Our destination was a rundown two-story stone building situated right on the banks of a wide, frozen river. Its roof was covered in a layer of straw two feet thick, atop which rested only a fine dusting of snow. Light poured out of small windows. When the door to the front of the building opened, laughter and chatter and half a stanza of an off-key song spilled out into the night, along with a tall, broad figure who took five lurching steps and collapsed face-first into a snowbank.

Kingfisher had slowed his horse when the building had come into view. He sat staring at it for a moment, lips slightly parted, an unfamiliar, wistful expression on his face. I frowned at the building, trying to see whatever it was that he was seeing. You'd think he was taking stock of one of Yvelia's finest architectural wonders, but from where my aching ass was sitting, it looked a hell of a lot like a pub.

“We're sleeping there?” I asked, jerking my chin toward the place. The figure who'd stumbled out of the pub was on his hands and knees, now, vomiting into the snow.

“Maybe. Maybe not.” Kingfisher kicked his horse on, gesturing for me to follow. “We'll see how long it takes Ren to catch up.”

A scruffy stable hand took the horses when we dismounted. I attempted not to stare at the curved ram's horns poking out of the holes torn in the top of his woolen hat but did a piss poor job. I couldn't stop myself from wondering how they connected to his skull. The stable hand didn't seem to mind. He was all toothy smiles until I opened my bag up and tipped a sleepy Onyx out into the snow at my feet.

“Oooh, that's a good one! Rare. Never see the black tips on the ears and tail like that anymore. I'll gi' yer two cröna for it.”

“What?”

Onyx darted behind me, hackles up, as if he understood the stable hand and would take a finger if the stranger tried anything funny.

The stable hand eyed me shrewdly. “All right. Four cröna.
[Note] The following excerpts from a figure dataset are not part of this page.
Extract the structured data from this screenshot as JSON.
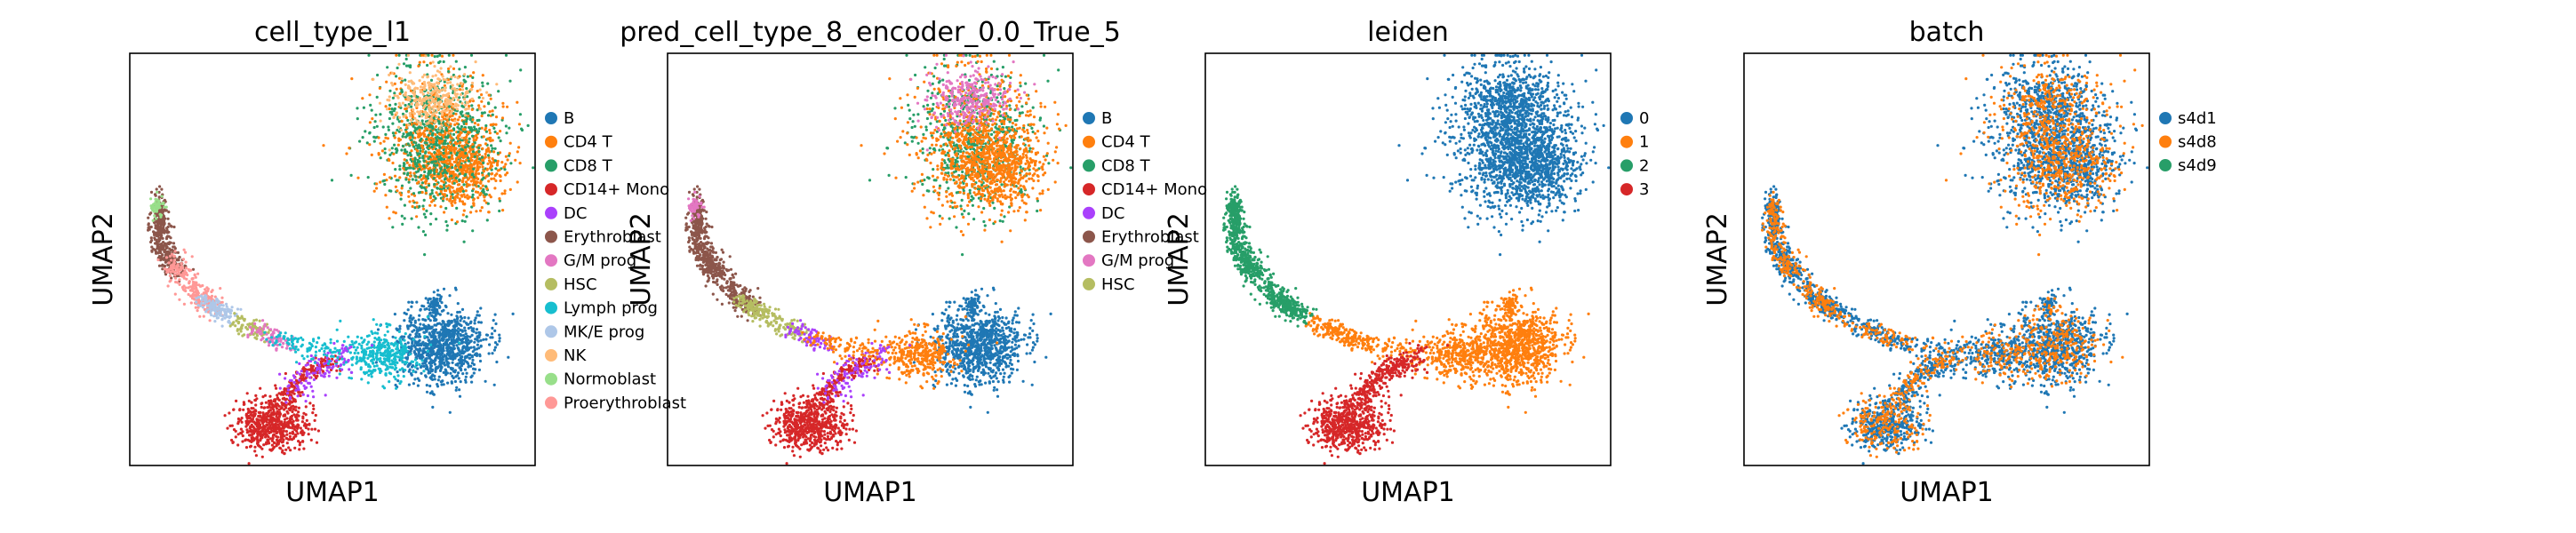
{
  "chart_data": [
    {
      "type": "scatter",
      "title": "cell_type_l1",
      "xlabel": "UMAP1",
      "ylabel": "UMAP2",
      "legend_position": "right",
      "grid": false,
      "series": [
        {
          "name": "B",
          "color": "#1f77b4"
        },
        {
          "name": "CD4 T",
          "color": "#ff7f0e"
        },
        {
          "name": "CD8 T",
          "color": "#279e68"
        },
        {
          "name": "CD14+ Mono",
          "color": "#d62728"
        },
        {
          "name": "DC",
          "color": "#aa40fc"
        },
        {
          "name": "Erythroblast",
          "color": "#8c564b"
        },
        {
          "name": "G/M prog",
          "color": "#e377c2"
        },
        {
          "name": "HSC",
          "color": "#b5bd61"
        },
        {
          "name": "Lymph prog",
          "color": "#17becf"
        },
        {
          "name": "MK/E prog",
          "color": "#aec7e8"
        },
        {
          "name": "NK",
          "color": "#ffbb78"
        },
        {
          "name": "Normoblast",
          "color": "#98df8a"
        },
        {
          "name": "Proerythroblast",
          "color": "#ff9896"
        }
      ]
    },
    {
      "type": "scatter",
      "title": "pred_cell_type_8_encoder_0.0_True_5",
      "xlabel": "UMAP1",
      "ylabel": "UMAP2",
      "legend_position": "right",
      "grid": false,
      "series": [
        {
          "name": "B",
          "color": "#1f77b4"
        },
        {
          "name": "CD4 T",
          "color": "#ff7f0e"
        },
        {
          "name": "CD8 T",
          "color": "#279e68"
        },
        {
          "name": "CD14+ Mono",
          "color": "#d62728"
        },
        {
          "name": "DC",
          "color": "#aa40fc"
        },
        {
          "name": "Erythroblast",
          "color": "#8c564b"
        },
        {
          "name": "G/M prog",
          "color": "#e377c2"
        },
        {
          "name": "HSC",
          "color": "#b5bd61"
        }
      ]
    },
    {
      "type": "scatter",
      "title": "leiden",
      "xlabel": "UMAP1",
      "ylabel": "UMAP2",
      "legend_position": "right",
      "grid": false,
      "series": [
        {
          "name": "0",
          "color": "#1f77b4"
        },
        {
          "name": "1",
          "color": "#ff7f0e"
        },
        {
          "name": "2",
          "color": "#279e68"
        },
        {
          "name": "3",
          "color": "#d62728"
        }
      ]
    },
    {
      "type": "scatter",
      "title": "batch",
      "xlabel": "UMAP1",
      "ylabel": "UMAP2",
      "legend_position": "right",
      "grid": false,
      "series": [
        {
          "name": "s4d1",
          "color": "#1f77b4"
        },
        {
          "name": "s4d8",
          "color": "#ff7f0e"
        },
        {
          "name": "s4d9",
          "color": "#279e68"
        }
      ]
    }
  ]
}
That's all I can do, though. My wife'll kill me if—”

My hand reached for the hilt of the dagger at my thigh. “He's not for sale.”
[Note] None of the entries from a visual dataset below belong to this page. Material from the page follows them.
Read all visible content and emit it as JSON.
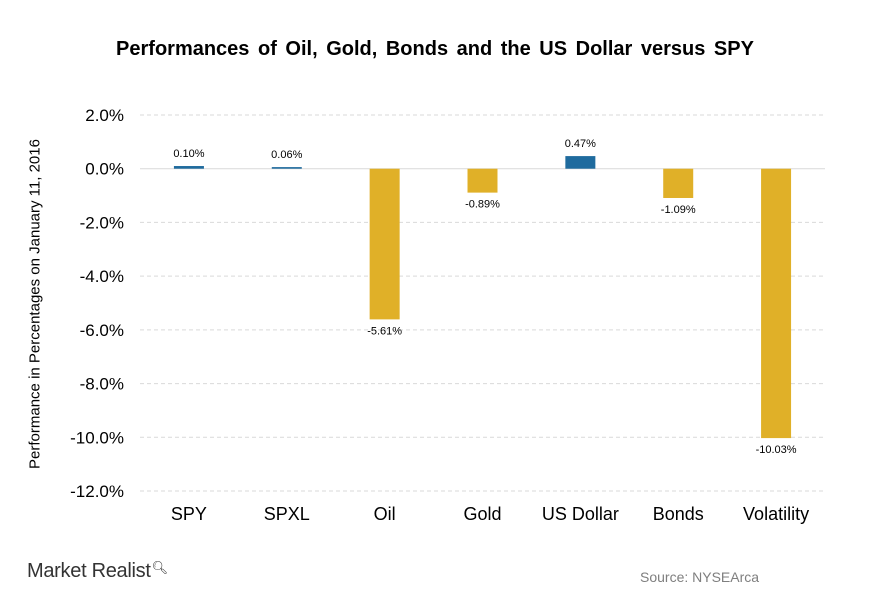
{
  "chart_data": {
    "type": "bar",
    "title": "Performances  of Oil, Gold, Bonds and the US Dollar  versus SPY",
    "ylabel": "Performance in Percentages on January 11, 2016",
    "xlabel": "",
    "categories": [
      "SPY",
      "SPXL",
      "Oil",
      "Gold",
      "US Dollar",
      "Bonds",
      "Volatility"
    ],
    "values": [
      0.1,
      0.06,
      -5.61,
      -0.89,
      0.47,
      -1.09,
      -10.03
    ],
    "value_labels": [
      "0.10%",
      "0.06%",
      "-5.61%",
      "-0.89%",
      "0.47%",
      "-1.09%",
      "-10.03%"
    ],
    "bar_colors": [
      "#1f6b9e",
      "#1f6b9e",
      "#e0b028",
      "#e0b028",
      "#1f6b9e",
      "#e0b028",
      "#e0b028"
    ],
    "ylim": [
      -12,
      2
    ],
    "yticks": [
      "2.0%",
      "0.0%",
      "-2.0%",
      "-4.0%",
      "-6.0%",
      "-8.0%",
      "-10.0%",
      "-12.0%"
    ],
    "ytick_values": [
      2,
      0,
      -2,
      -4,
      -6,
      -8,
      -10,
      -12
    ],
    "grid": true,
    "grid_color": "#d9d9d9",
    "legend": "none"
  },
  "branding": {
    "logo": "Market Realist",
    "source": "Source: NYSEArca"
  }
}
“The human's gotten it into her head that the flea-ridden thing is a pet,” Fisher said, collecting one of the bags from his saddle. He moved quickly, retrieving the long, wrapped object he'd tucked under my saddle flap.
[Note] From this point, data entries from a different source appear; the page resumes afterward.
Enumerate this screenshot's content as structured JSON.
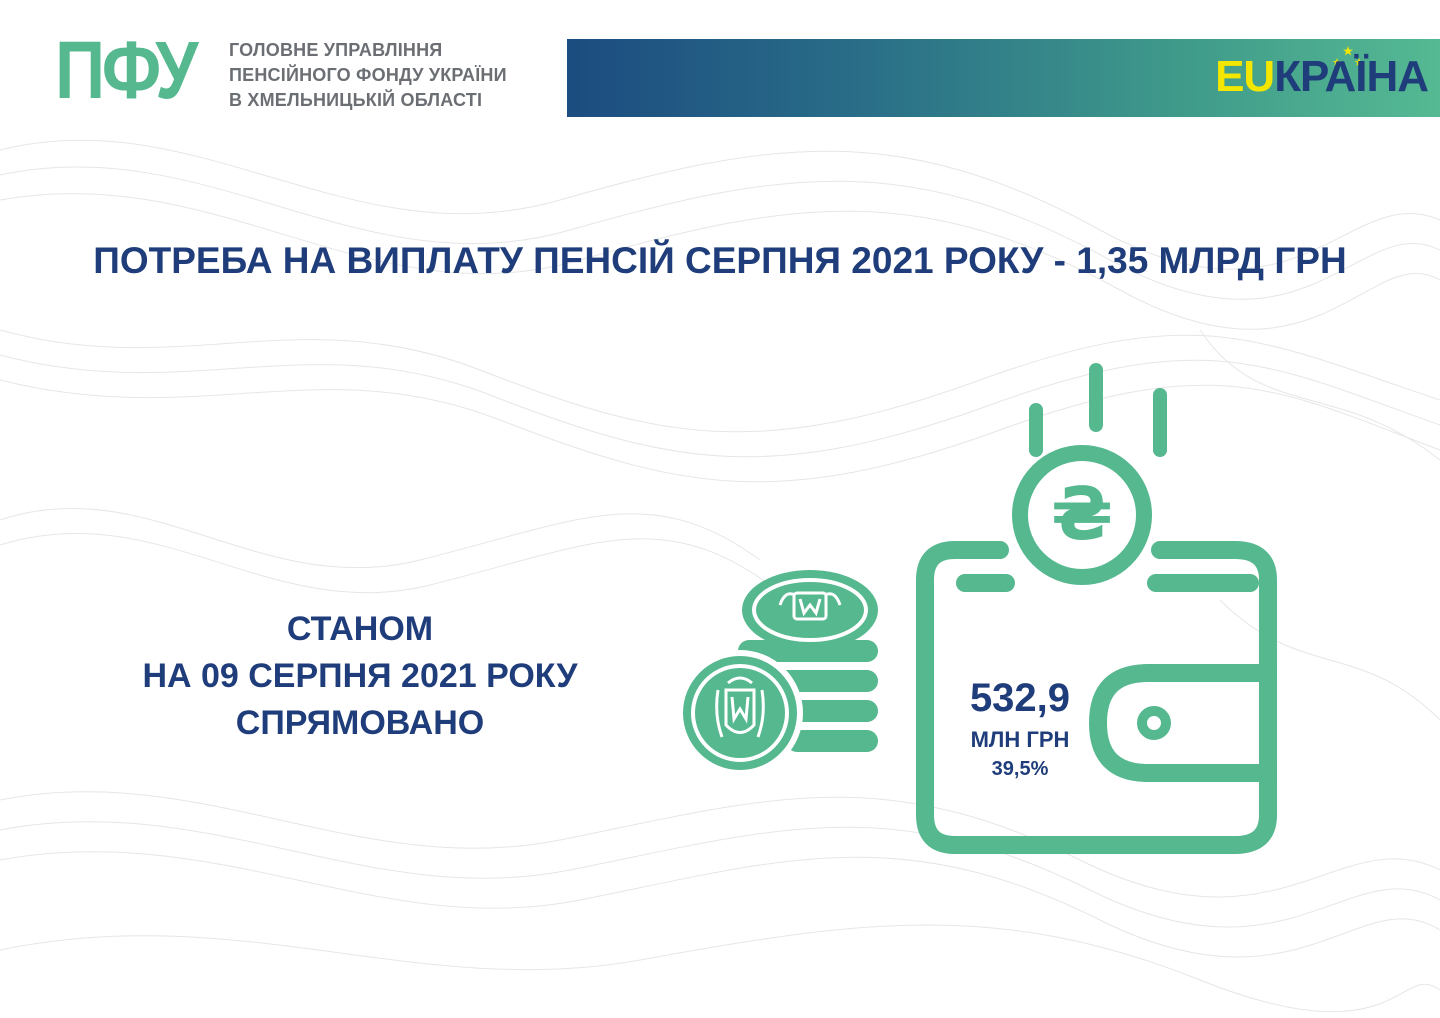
{
  "header": {
    "logo_text": "ПФУ",
    "org_lines": [
      "ГОЛОВНЕ УПРАВЛІННЯ",
      "ПЕНСІЙНОГО ФОНДУ УКРАЇНИ",
      "В ХМЕЛЬНИЦЬКІЙ ОБЛАСТІ"
    ],
    "campaign_logo": {
      "eu_part": "EU",
      "rest_part": "КРАЇНА"
    }
  },
  "headline": "ПОТРЕБА НА ВИПЛАТУ ПЕНСІЙ СЕРПНЯ 2021 РОКУ - 1,35 МЛРД ГРН",
  "status_lines": [
    "СТАНОМ",
    "НА 09 СЕРПНЯ 2021 РОКУ",
    "СПРЯМОВАНО"
  ],
  "wallet": {
    "coin_symbol": "₴",
    "amount": "532,9",
    "unit": "МЛН ГРН",
    "percent": "39,5%"
  },
  "colors": {
    "brand_green": "#55b88f",
    "navy": "#1f3d7a",
    "gray_text": "#6b6f74",
    "eu_yellow": "#f3e600",
    "banner_start": "#1c4c80",
    "banner_end": "#55b993"
  },
  "icons": [
    "wallet-icon",
    "hryvnia-coin-icon",
    "coin-stack-icon"
  ]
}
Onyx jumped into my arms, nestling into the crook of my elbow and hiding his face. “He does not have fleas.”

“That you know of,” Kingfisher said.

“What about this one, then? Is this one for sale?” The stable hand thumbed a hand in the direction of Carrion.

“What's your best offer?” Fisher asked.

“No!”

Kingfisher had the audacity to look bored when I slapped his arm. “No, the human isn't for sale either,” he said in a flat, annoyed tone. “Put him in a stall with some hay and cover him with a blanket. If I find out he's been harmed in any way...” Kingfisher's hand rested suggestively on Nimerelle'shilt, drawing the stable hand's attention to the menacing black sword. The fawn paled beneath his auburn beard. He recognized the action for what it was—a promise of pain—and acted accordingly.